Después de haber pasado tres semanas convaleciente en Cuba, donde se le extrajo un tumor en la “zona pélvica”, el jefe de Estado, de 56 años, reapareció locuaz, sonriente y animado.
“Estoy muy feliz de estar en casa. Vuelvo al epicentro de Simón Bolívar. Estamos en el inicio del retorno”, dijo Chávez tras pisar suelo venezolano en la víspera del bicentenario de la Independencia venezolana.
Aunque más delgado, la imagen que Chávez ofreció en su retorno es diferente a la del presidente debilitado y emocionado quien la semana pasada admitió en un mensaje a la nación que sufría un cáncer y confiaba, esperanzado, en su curación.
“Este retorno es un inicio de las batallas futuras y de las victorias futuras que tendremos como pueblo y con él como líder al frente”, aseguró el vicepresidente Elías Jaua, al explicar que Chávez reorganizará a su equipo de gobierno “para la nueva etapa que viene”, sin ofrecer detalles.
El Gobierno también sigue sin informar del alcance del tumor que le fue extirpado o el tipo de tratamiento al que se someterá ahora.
El vicepresidente Jaua solo confirmó que el exmilitar deberá seguir una rutina, “con disciplina de cadete”, que consiste en chequeos médicos, horario estricto, medicamentos y rehabilitación, pero sin especificar cuánto tiempo.

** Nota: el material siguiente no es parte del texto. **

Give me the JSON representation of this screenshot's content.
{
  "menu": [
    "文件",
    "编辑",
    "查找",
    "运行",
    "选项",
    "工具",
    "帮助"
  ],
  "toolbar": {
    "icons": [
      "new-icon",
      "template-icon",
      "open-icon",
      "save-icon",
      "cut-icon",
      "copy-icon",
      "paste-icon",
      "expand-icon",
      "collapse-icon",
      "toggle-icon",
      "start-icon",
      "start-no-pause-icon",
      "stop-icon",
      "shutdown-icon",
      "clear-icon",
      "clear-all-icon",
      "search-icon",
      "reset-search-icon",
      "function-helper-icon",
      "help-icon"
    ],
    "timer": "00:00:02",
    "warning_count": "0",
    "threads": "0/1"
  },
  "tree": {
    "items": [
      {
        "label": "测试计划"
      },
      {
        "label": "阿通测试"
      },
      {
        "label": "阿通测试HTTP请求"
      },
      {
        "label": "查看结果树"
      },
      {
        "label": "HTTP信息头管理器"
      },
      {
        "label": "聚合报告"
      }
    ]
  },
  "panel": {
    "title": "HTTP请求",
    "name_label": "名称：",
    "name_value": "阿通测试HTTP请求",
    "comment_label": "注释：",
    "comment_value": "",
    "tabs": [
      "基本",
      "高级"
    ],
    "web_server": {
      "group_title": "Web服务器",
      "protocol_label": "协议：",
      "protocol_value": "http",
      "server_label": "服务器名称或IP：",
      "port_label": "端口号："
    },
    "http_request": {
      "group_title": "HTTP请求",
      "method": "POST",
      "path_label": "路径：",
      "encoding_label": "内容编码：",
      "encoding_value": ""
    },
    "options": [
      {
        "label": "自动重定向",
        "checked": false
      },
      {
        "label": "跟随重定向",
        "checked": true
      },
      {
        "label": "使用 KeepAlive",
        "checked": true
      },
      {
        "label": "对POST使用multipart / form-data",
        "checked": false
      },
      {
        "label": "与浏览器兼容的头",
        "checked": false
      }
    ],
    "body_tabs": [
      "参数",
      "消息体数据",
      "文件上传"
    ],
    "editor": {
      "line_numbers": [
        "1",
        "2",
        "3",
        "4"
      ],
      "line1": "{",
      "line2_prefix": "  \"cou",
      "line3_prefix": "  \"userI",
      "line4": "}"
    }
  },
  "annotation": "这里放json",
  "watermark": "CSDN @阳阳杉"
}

Chávez, en el poder desde 1999, es candidato de su partido, el PSUV, para las elecciones presidenciales del 2012, cuando aspira a un tercer mandato de seis años.
“Su vuelta era predecible. Con su enfermedad, se generan fuertes incertidumbres en la base del chavismo y en el chavismo dirigente. En los primeros se potencia la desilusión y en los segundos la lucha por el poder. Chávez necesita parar ambas cosas para mantener la unidad de la revolución”, explicó Luis Vicente León, director de la encuestadora Datanálisis.
Pese a su convalecencia, Chávez evitó delegar temporalmente sus poderes en su vicepresidente y seguía gobernando desde La Habana, lo cual hizo que la oposición calificara este comportamiento de anticonstitucional.
En su ausencia, el Gobierno quiso dar muestras de unidad y reiteró que el único líder es Chávez quien a su llegada anunció su ausencia en las celebraciones del bicentenario previstas para hoy.
“No creo que yo pueda acompañarlos en los actos oficiales, pero estoy aquí y estaré con ustedes desde mi puesto de mando en el corazón de Caracas y de Venezuela. Aunque por supuesto, nunca me fui, nunca me he ido”, dijo Chávez.